Schließlich ist Gamma-Linolensäure essentiell für das Gehirn, insbesondere für die  Nervenreizleitung. Auch für die Gehirnentwicklung des Fetus spielt GLA eine entscheidende Rolle [1, 9]. In Abhängigkeit spezieller Stimuli werden die Omega-3- und -6-Fettsäuren aus den Membranlipiden freigesetzt und für die Biosynthese von Eicosanoiden zur Verfügung gestellt [19].

Beeinflussung des atopischen Ekzems (Neurodermitis)

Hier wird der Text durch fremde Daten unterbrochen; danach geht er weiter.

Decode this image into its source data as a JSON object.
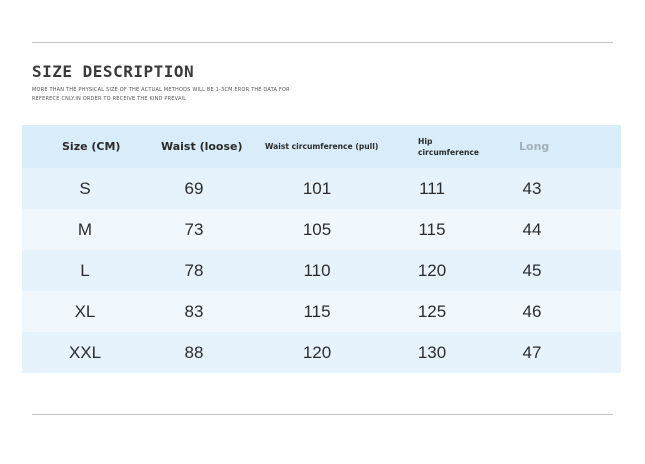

Neurodermitispatienten weisen einen Mangel an dem Enzym Delta-6-Desaturase auf, wodurch ihre Gamma-Linolensäure-Konzentration um etwa 50 % reduziert ist [6]. Schließlich führt ein Defizit an Gamma-Linolensäure zu einem Mangel an Prostaglandin E1. Die unzureichende Konzentration dieses Eicosanoids ist wahrscheinlich schon in der frühen Säuglingsphase für eine gestörte Ausreifung des zellulären Immunsystems mitverantwortlich und kann unter anderem mit einer lebenslangen Funktionsschwäche der T-Suppressor-Lymphozyten einhergehen [18]. Schließlich kann eine Zufuhr von Ölen, die reich an Gamma-Linolensäure sind, die Symptome von Patienten mit Neurodermitis lindern [26].